De Vismarkt, die haar benaming ontleent aan de vroegere functie, is gelegen langs de Kleine Nete of Binnennete en behoorde vermoedelijk tot de eerste stadskern, waar tot in de 19de eeuw het zogenaamde "Huis met den Toren" stond (huidige nummers 31-33). Volgens sommige historici refereert dit aan het "belfort" van de oudste stadskern. In 1414 kreeg de Vismarkt een gemetste kade maar pas circa 1845 werd het een plein, door de overwelving van de Brouwers- en de Vredebergvliet die beide hier hun bron en monding hadden. Het stadsbeeld werd er voor de Eerste Wereldoorlog bepaald door neoclassicistische bepleisterde lijstgevels met enkele historische resten, met name het 17de-eeuwse Buildragershuisje en "Het Steen" (de "Bakkerstoren") uit 1393. Bovendien stond er ook een klein bouwblok in de Netebedding aan de Hoogbrug.
Nagenoeg volledig vernield tijdens de Eerste Wereldoorlog liet het stadsbestuur de Antwerpse architect Gerard De Riddder al in 1915 ideaalplannen maken voor de neotraditionele reconstructie van de Vismarkt (en andere beeldbepalende plekken in de stad).
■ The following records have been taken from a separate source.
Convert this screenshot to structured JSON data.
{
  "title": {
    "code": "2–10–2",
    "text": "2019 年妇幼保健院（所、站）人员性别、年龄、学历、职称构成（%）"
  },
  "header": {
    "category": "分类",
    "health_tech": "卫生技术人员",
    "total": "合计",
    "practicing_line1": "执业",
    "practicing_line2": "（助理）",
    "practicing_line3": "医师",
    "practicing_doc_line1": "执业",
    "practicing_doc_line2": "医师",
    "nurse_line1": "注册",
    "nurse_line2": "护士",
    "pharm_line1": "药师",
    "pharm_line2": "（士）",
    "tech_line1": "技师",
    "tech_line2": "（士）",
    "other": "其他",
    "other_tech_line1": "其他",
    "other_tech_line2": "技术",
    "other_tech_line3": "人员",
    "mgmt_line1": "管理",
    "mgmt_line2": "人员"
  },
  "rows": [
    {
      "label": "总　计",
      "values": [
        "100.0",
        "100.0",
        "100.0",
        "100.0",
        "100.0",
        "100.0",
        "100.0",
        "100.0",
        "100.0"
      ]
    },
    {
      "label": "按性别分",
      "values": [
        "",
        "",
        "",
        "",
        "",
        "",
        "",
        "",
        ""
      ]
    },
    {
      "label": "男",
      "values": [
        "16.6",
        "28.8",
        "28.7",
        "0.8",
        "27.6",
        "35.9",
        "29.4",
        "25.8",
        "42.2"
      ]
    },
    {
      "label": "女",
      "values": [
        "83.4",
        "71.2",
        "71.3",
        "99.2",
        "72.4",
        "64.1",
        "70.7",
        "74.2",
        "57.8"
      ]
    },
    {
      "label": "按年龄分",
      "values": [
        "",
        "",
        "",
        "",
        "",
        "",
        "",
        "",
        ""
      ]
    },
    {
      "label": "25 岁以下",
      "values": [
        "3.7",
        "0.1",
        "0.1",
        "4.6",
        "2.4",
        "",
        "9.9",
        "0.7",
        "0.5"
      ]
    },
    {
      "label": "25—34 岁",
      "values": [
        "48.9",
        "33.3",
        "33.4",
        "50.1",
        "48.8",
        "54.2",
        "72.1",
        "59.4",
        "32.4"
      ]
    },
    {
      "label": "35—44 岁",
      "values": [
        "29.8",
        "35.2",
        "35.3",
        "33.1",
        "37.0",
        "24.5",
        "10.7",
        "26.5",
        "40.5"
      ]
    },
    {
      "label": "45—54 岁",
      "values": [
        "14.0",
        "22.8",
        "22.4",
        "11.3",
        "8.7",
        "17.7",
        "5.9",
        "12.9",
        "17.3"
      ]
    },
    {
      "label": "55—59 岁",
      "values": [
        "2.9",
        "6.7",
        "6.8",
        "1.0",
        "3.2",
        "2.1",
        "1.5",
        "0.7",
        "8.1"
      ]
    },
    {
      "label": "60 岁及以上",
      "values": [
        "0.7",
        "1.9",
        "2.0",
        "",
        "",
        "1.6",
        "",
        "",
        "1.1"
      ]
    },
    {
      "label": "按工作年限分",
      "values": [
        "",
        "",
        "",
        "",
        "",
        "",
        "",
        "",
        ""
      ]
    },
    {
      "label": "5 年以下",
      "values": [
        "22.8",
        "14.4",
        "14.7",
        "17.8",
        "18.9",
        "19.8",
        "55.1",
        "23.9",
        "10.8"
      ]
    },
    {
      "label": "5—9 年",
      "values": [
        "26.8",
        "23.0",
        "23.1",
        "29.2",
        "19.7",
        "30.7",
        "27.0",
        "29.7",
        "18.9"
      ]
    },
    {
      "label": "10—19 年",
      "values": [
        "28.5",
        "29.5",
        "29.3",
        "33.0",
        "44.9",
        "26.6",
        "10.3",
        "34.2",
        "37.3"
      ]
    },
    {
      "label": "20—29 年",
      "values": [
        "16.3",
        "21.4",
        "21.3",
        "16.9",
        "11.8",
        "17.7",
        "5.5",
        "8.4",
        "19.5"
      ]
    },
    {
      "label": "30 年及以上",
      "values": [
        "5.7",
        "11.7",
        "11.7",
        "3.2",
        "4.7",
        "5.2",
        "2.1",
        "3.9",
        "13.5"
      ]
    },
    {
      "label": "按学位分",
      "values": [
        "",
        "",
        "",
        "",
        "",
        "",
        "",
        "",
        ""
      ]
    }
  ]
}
In 1919 werd de Vismarkt, de Hoogbrug en het Felix Timmermansplein, als visuele beëindiging van de Grote Markt uitgekozen als typevoorbeeld voor een wederopbouwwedstrijd uitgaande van de Vereniging van Belgische Steden en Gemeenten in samenwerking met het hulpcomité "Oeuvre Suisse en Belgique" (opgericht door de Zwitserse architect Eugen Probst en met de Brusselse architect Alfred Minner als contactpersoon voor Lier). De stedenbouwkundige wedstrijd omvatte de reconstructie van de achterin gelegen gevelwand aan de Nete (Vismarkt en toenmalige Messenstraat, het huidige Felix Timmermansplein) en een ontwerp voor de brug tussen de Grote Markt en de Rechtestraat. Het behoud van de bestaande percelen werd vooropgesteld, de lijnrichting werd in 1920 definitief vastgelegd met aanpassing van de rooilijn tot aan het buildragershuisje.
Ondanks het nationale karakter van deze wedstrijd waren er slechts drie inzendingen. De plannen van winnaar Egide Van der Paal werden geloofd door architectuurcriticus Edward Léonard omdat hij werkte met moderne vormen die aansloten bij de traditie van Lier maar het uiteindelijke resultaat van de wedstrijd was gering, waarschijnlijk omdat Van der Paal in zijn ontwerp geen rekening hield met de bestaande eigendomsgrenzen. Van der Paal mocht enkel de brug bouwen en het uitgevoerde ontwerp verschilde sterk van zijn wedstrijdontwerp. Na lange discussies besliste de stad de huizen aan de Binnennete niet herop te bouwen.
Het 17de-eeuwse buildragershuisje dat zich ter plaatse van het huidige nummer 9 bevond werd afgebroken in 1958 en in 1963 mits aanpassingen heropgebouwd als afzonderlijk paviljoen op het Felix Timmermansplein.
Anno 2017 is de Vismarkt een langs de Binnennete gelegen, gekasseide straat met gesloten bebouwing aan één zijde, die ter hoogte van de Brouwerijstraat verbreedt tot een pleintje met stadspomp. Aan de kant van de Binnennete bevinden zich gemetste kaaimuren, een trap, ijzeren leuningen en bomen (oorspronkelijk iepen, heden Noorse esdoornen en, aan de stadspomp, een Hollandse linde).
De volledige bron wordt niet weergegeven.